High-dimensional Gaussian and bootstrap approximations for robust means
Anders Bredahl Kock, David Preinerstorfer
TL;DR
The paper addresses reliable Gaussian and bootstrap approximations for high-dimensional robust means when the dimension $d$ grows rapidly with the sample size $n$. It introduces data-driven Winsorized and trimmed means that adapt to the (unknown) number of finite moments $m>2$, remain robust to adversarial contamination, and admit Gaussian and bootstrap inference via a novel robust covariance estimator. The key contributions include a rigorous high-dimensional Gaussian approximation for Winsorized means that allows exponential growth in $d$, a PSD-corrected covariance estimator with contamination-robust guarantees, and bootstrap consistency including normalized and trimmed variants.
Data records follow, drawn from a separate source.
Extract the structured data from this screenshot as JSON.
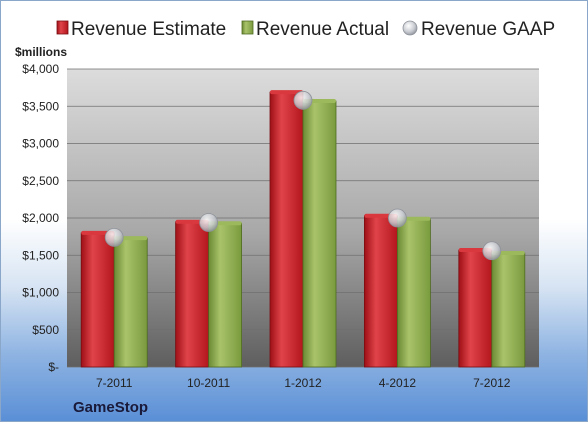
{
  "company": "GameStop",
  "chart_data": {
    "type": "bar",
    "categories": [
      "7-2011",
      "10-2011",
      "1-2012",
      "4-2012",
      "7-2012"
    ],
    "series": [
      {
        "name": "Revenue Estimate",
        "values": [
          1800,
          1950,
          3690,
          2030,
          1570
        ],
        "color": "#cc1f26"
      },
      {
        "name": "Revenue Actual",
        "values": [
          1730,
          1930,
          3570,
          1990,
          1530
        ],
        "color": "#8fae4e"
      }
    ],
    "markers": {
      "name": "Revenue GAAP",
      "values": [
        1740,
        1940,
        3580,
        2000,
        1560
      ],
      "color": "#b8bcc4"
    },
    "ylabel": "$millions",
    "ylim": [
      0,
      4000
    ],
    "yticks": [
      0,
      500,
      1000,
      1500,
      2000,
      2500,
      3000,
      3500,
      4000
    ],
    "ytick_labels": [
      "$-",
      "$500",
      "$1,000",
      "$1,500",
      "$2,000",
      "$2,500",
      "$3,000",
      "$3,500",
      "$4,000"
    ],
    "grid": true,
    "legend": "top"
  }
}
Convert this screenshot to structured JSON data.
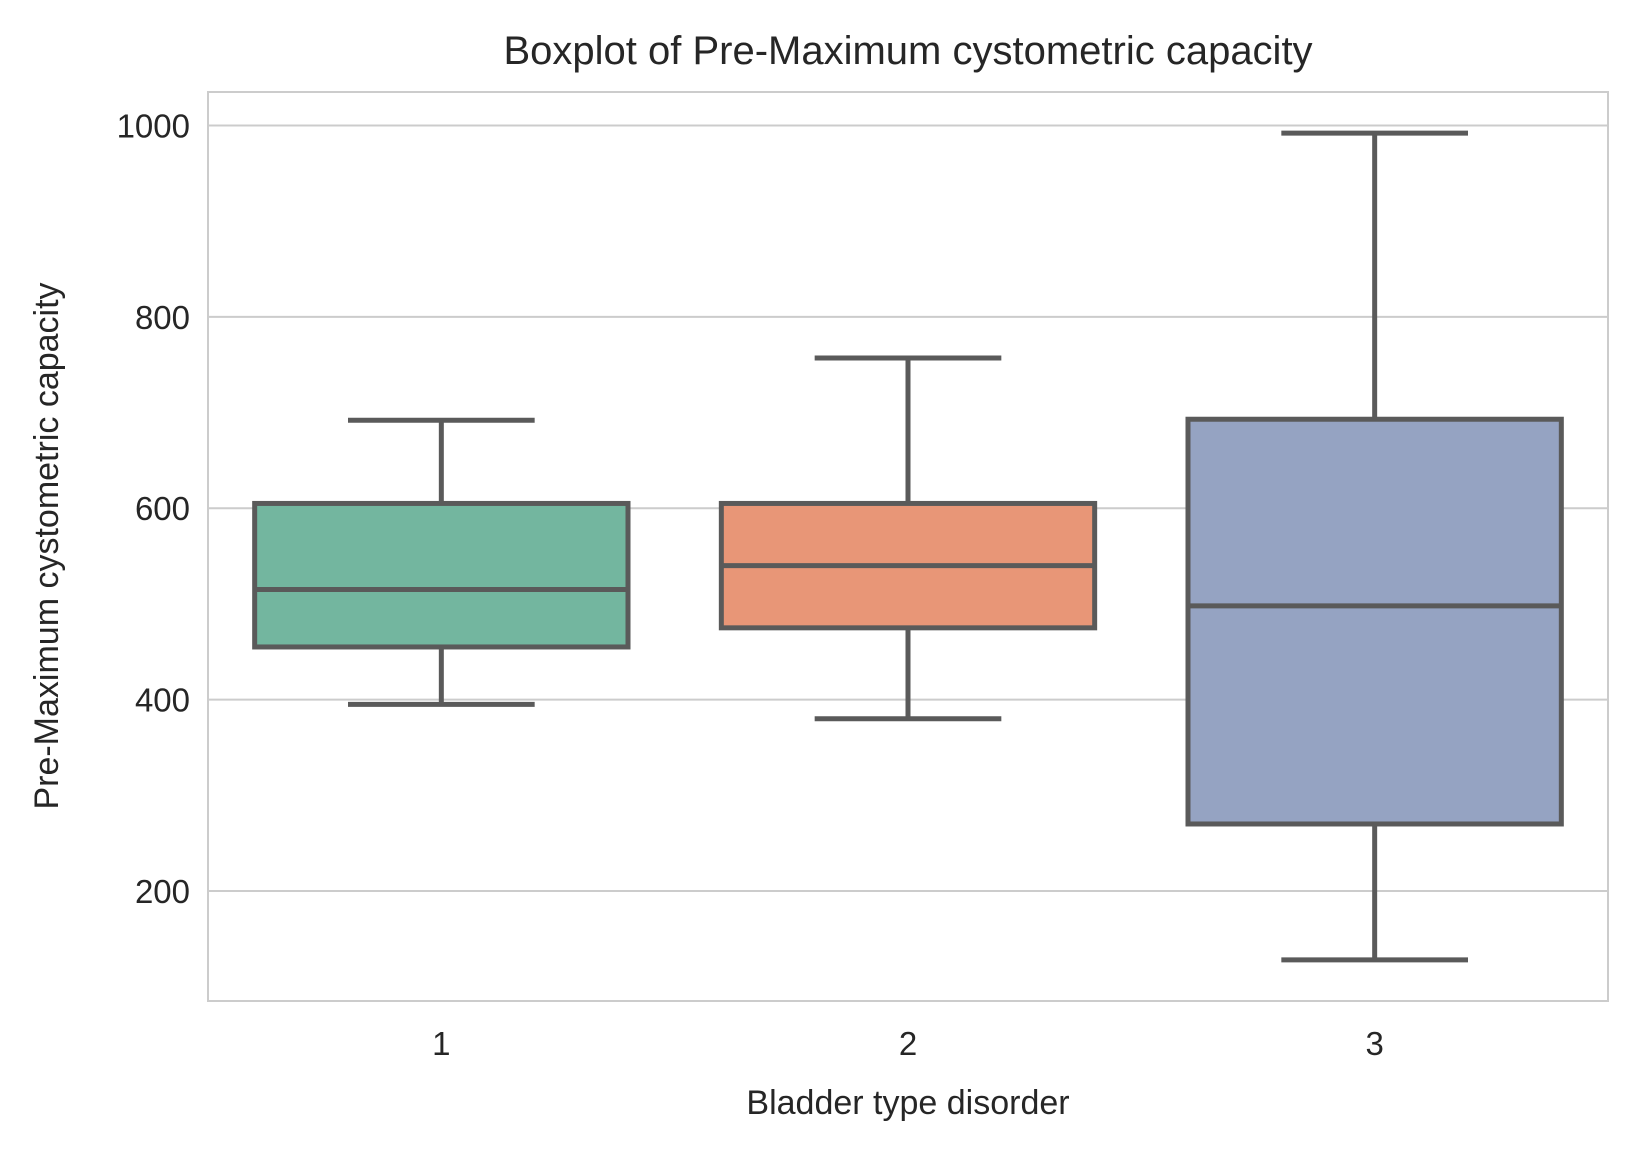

Together, these results provide practical, adaptive inference tools for high-dimensional mean estimation under heavy tails and contamination with broad applicability to multivariate settings and complex hypothesis testing.
Abstract
Recent years have witnessed much progress on Gaussian and bootstrap approximations to the distribution of sums of independent random vectors with dimension $d$ large relative to the sample size $n$. However, for any number of moments $m>2$ that the summands may possess, there exist distributions such that these approximations break down if $d$ grows faster than the polynomial barrier $n^{\frac{m}{2}-1}$. In this paper, we establish Gaussian and bootstrap approximations to the distributions of winsorized and trimmed means that allow $d$ to grow at an exponential rate in $n$ as long as $m>2$ moments exist. The approximations remain valid under some amount of adversarial contamination. Our implementations of the winsorized and trimmed means do not require knowledge of $m$. As a consequence, the performance of the approximation guarantees ``adapts'' to $m$.